L’expert indépendant du Conseil des droits de l’homme de l’ONU sur la situation des droits humains en Côte d’Ivoire a noté, dans son rapport de janvier, que les procureurs ivoiriens avaient inculpé au moins 55 personnes appartenant au camp Gbagbo de graves crimes de sang, dont 48 de génocide. D’autres chefs d’accusation retenus comprennent des meurtres et des crimes contre la population civile. Par contraste, l’expert indépendant, tout comme Human Rights Watch, a relevé que les procureurs ivoiriens n’avaient intenté aucune action contre des membres des Forces pro-Ouattara pour des crimes de sang commis durant la crise postélectorale.
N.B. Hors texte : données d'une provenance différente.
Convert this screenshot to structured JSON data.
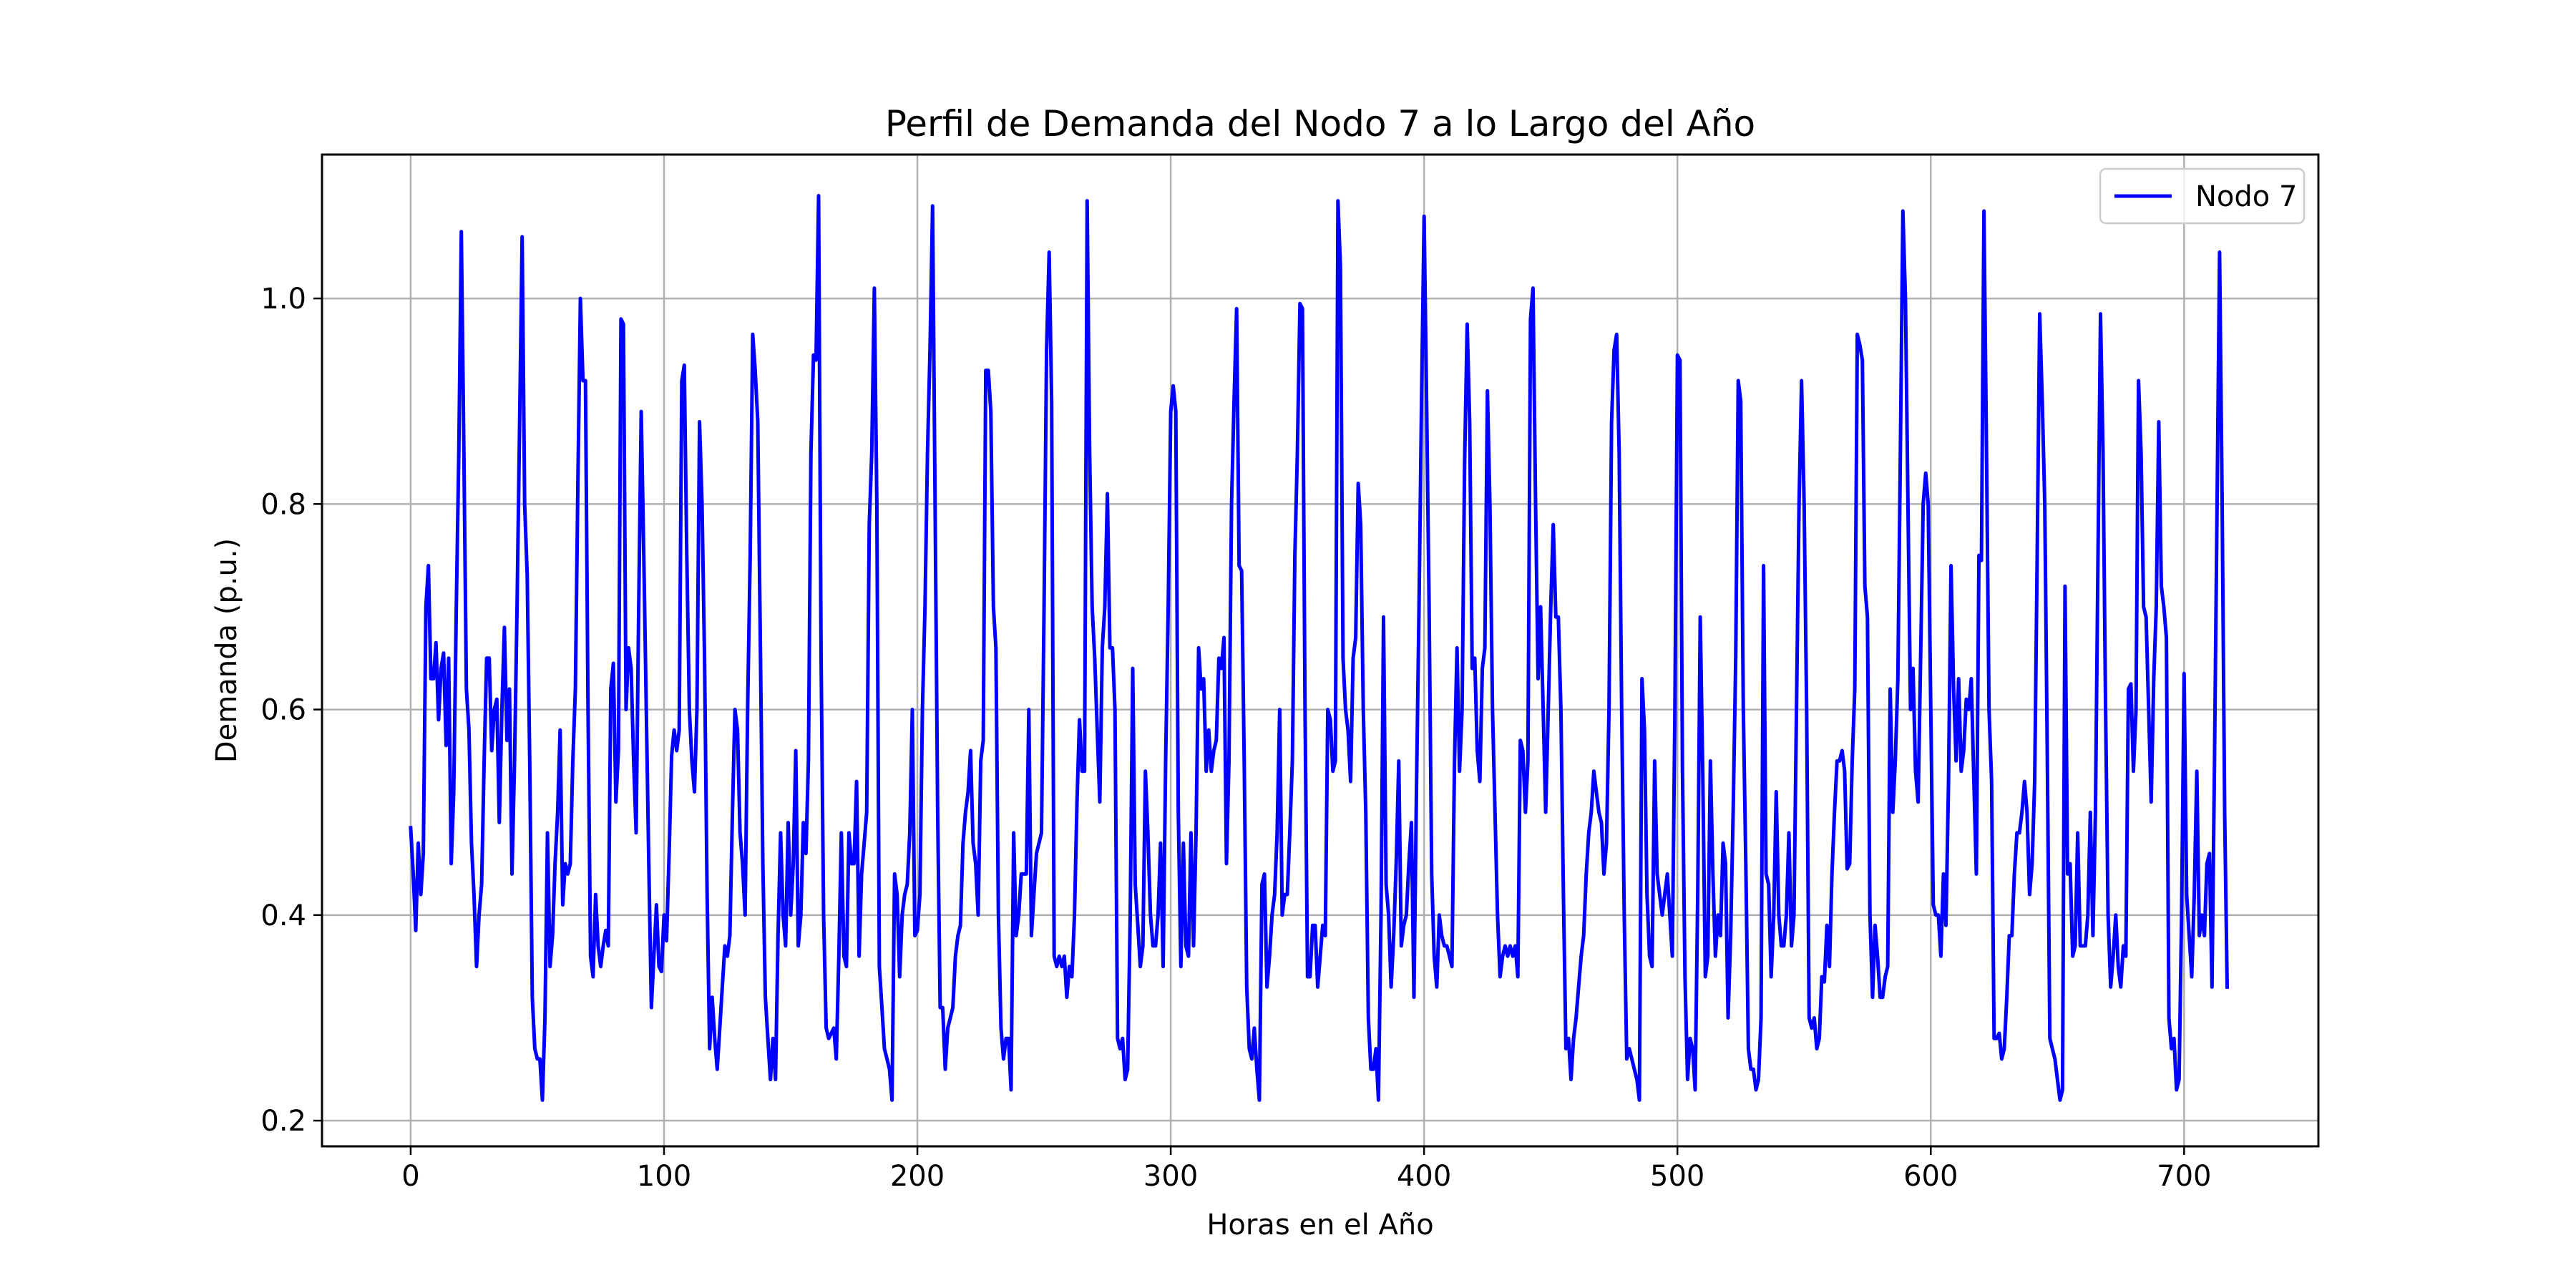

Human Rights Watch est parfaitement conscient du fait que les enquêtes et les poursuites judiciaires prennent du temps et, comme l’a souligné le ministre de la Justice, elles sont actuellement en cours. Cependant, alors que les deux camps ont été impliqués dans de crimes internationaux graves durant la crise, seul un camp est actuellement amené à rendre des comptes pour ces crimes, a souligné Human Rights Watch.
En octobre 2011, la CPI a ouvert une enquête sur la Côte d’Ivoire, à la suite de demandes successives du gouvernement ivoirien – d’abord en 2003 par le gouvernement Gbagbo, puis de nouveau en décembre 2010 et en mai 2011 par le gouvernement Ouattara. La Côte d’Ivoire est devenue un État partie au Statut de Rome, le traité fondateur de la CPI, en février.
La CPI a émis publiquement des mandats d’arrêt contre deux personnes seulement, Laurent et Simone Gbagbo, mais le Bureau du Procureur de la Cour a indiqué que ses investigations se poursuivaient et étaient impartiales.